Malls and shopping centers are always on the lookout for the right tenant, but this next story isn’t a trend I think we’ll be seeing in Mississippi anytime soon.
We eat there, buy our clothes there and some people suspect teenagers may actually live there. So perhaps it was just a matter of time until funeral homes began moving into the local shopping mall.
In this photo taken Thursday, Jan. 30, 2014, shoppers walk past the Forest Lawn kiosk at the Glendale Galleria mall in Glendale, Calif. Forest Lawn, famous as the final resting place for everyone from Al Jolson to Michael Jackson, has begun staffing outlets at shopping malls, reasoning that planning for death, either for a loved one or yourself, might not be quite as intimidating for some people if it takes place in a lively, happy place like a mall rather than the more somber confines of a cremation home. (AP Photo/Damian Dovarganes)
Over the past two years, Forest Lawn has been quietly putting movable kiosks in several of the malls that dot Southern California’s suburbs.
The move, by one of the funeral industry’s best known operators, expands on a marketing innovation that appears to have begun at the dawn of the decade when a company called Til We Meet Again began opening casket stores around the country.
“We try to reach our audience where they are at and the mall is a great way to do that,” said Ben Sussman, spokesman for Forest Lawn, whose cemeteries count among their permanent residents such notables as Walt Disney, Elizabeth Taylor and Michael Jackson.
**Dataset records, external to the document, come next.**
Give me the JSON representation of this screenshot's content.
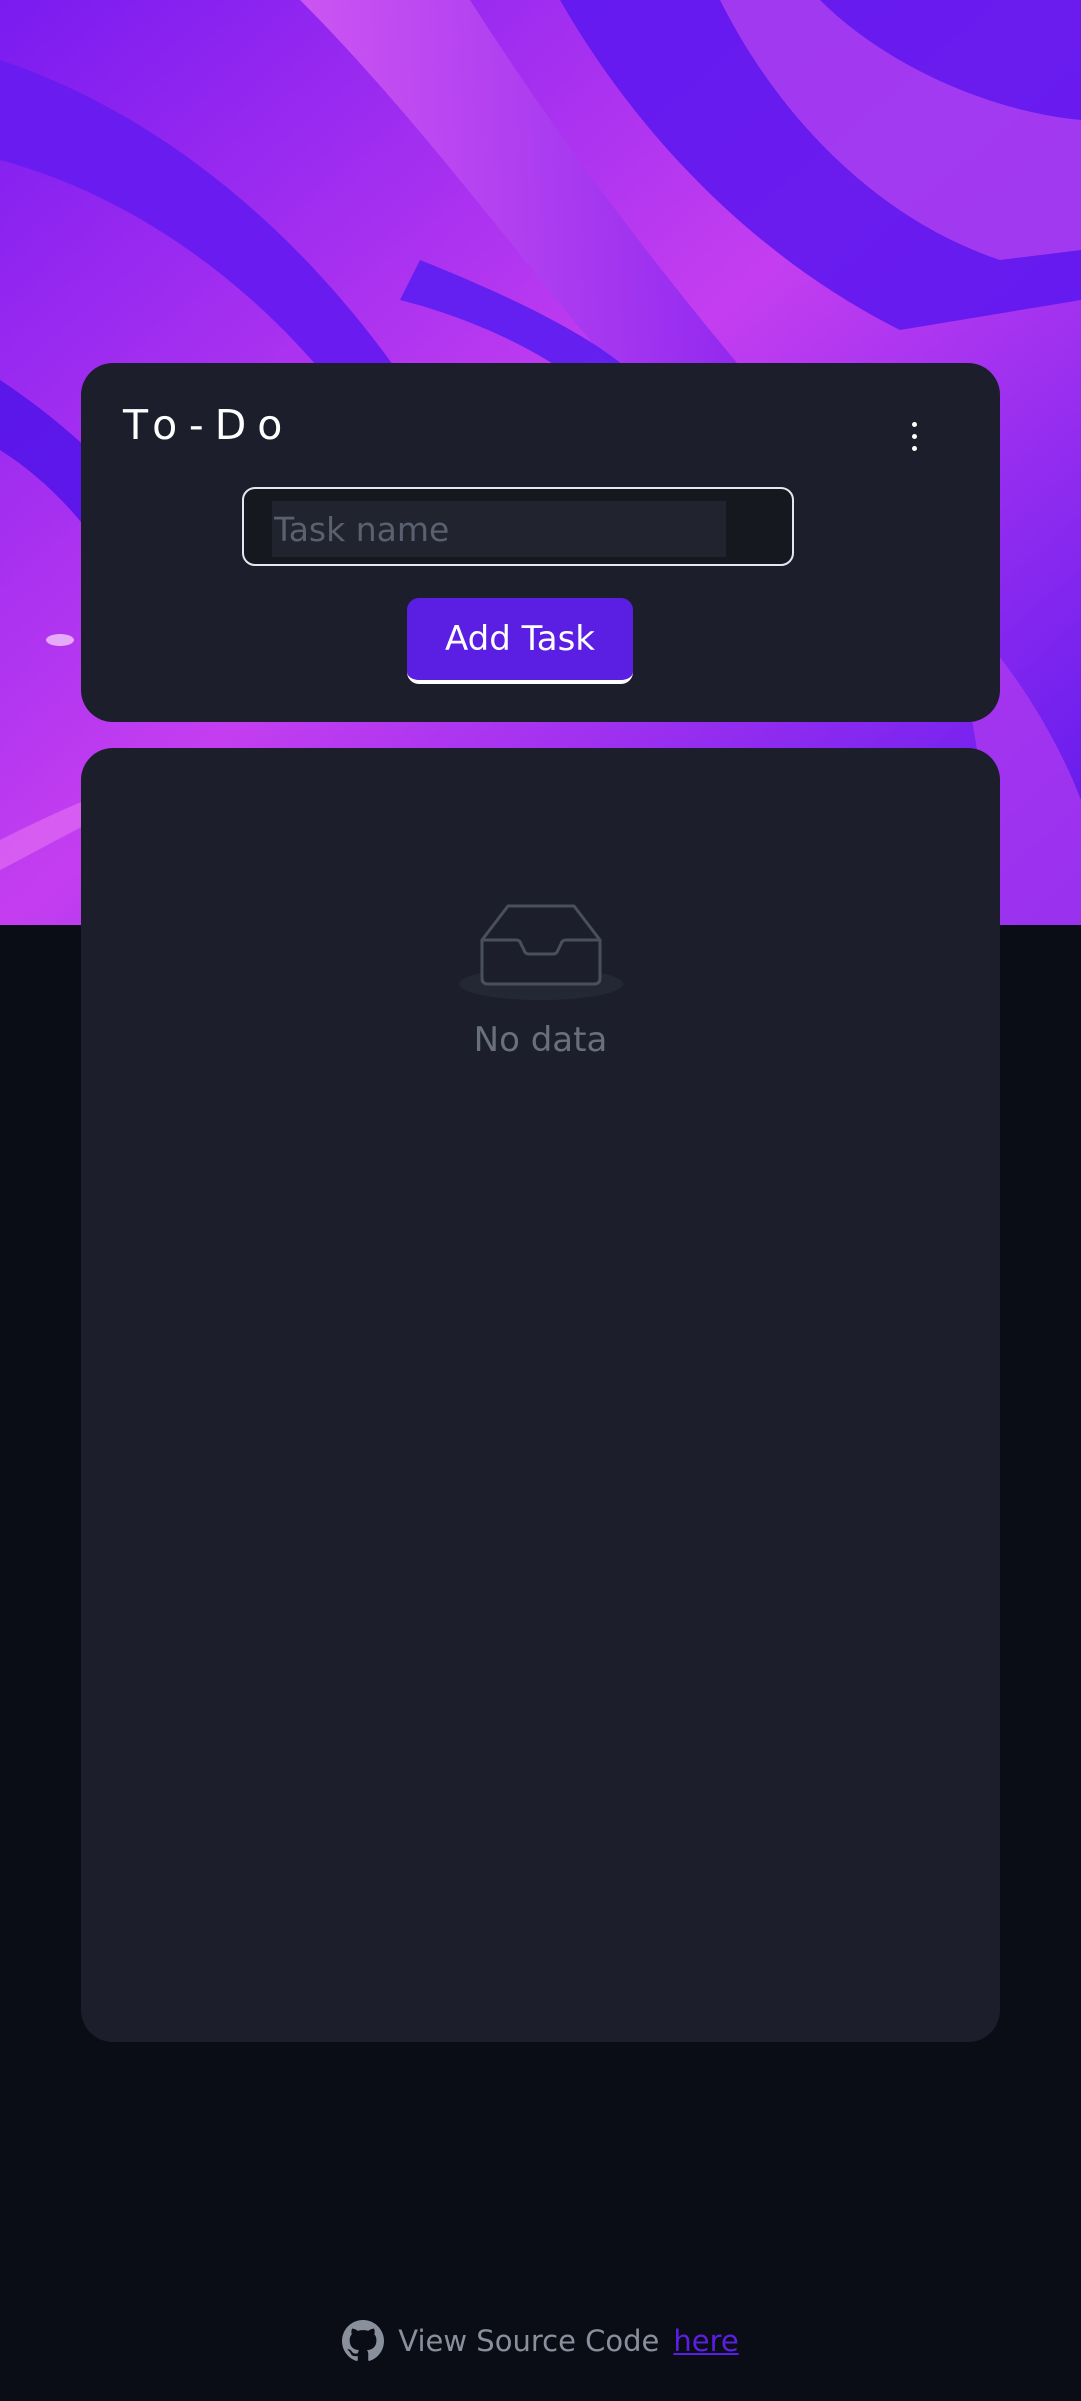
{
  "app": {
    "title": "To-Do",
    "menu_icon": "more-vertical-icon"
  },
  "form": {
    "task_placeholder": "Task name",
    "task_value": "",
    "add_button_label": "Add Task"
  },
  "list": {
    "items": [],
    "empty_icon": "empty-inbox-icon",
    "empty_text": "No data"
  },
  "footer": {
    "icon": "github-icon",
    "text": "View Source Code",
    "link_label": "here"
  },
  "colors": {
    "accent": "#5b1ee3",
    "card_bg": "#1c1f2b",
    "page_bg": "#0a0d16",
    "hero_primary": "#5b16ef",
    "hero_highlight": "#d14ef0"
  }
}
“And it’s also, perhaps, a way to reach people who might be a little leery about coming directly into one of our parks,” Sussman said.
As to why folks would be leery about that, industry officials acknowledge the answer is obvious: Who really wants to enter a funeral home even one day before they have to?
“Funeral planning is something everybody knows they must do, but at the same time it’s something nobody wants to do,” said Robert Fells, executive director of the International Cemetery, Cremation and Funeral Association.
“Nobody gets up on a Saturday morning and says, ‘Gee, it’s a nice day. I wonder if I can go out and get myself a burial plot,'” Fells said.
But if they’re strolling past a funeral outlet at the mall, where they’re surrounded by happy, lively people and maybe clutching a bag of Mrs. Field’s cookies, the thought is that they’ll feel differently.
“When they’re going to the mall, people are not going out of need,” said Nathan Smith, co-founder and CEO of Til We Meet Again, which has outlets in malls in Arizona, Louisiana, Kansas, Indiana and Texas.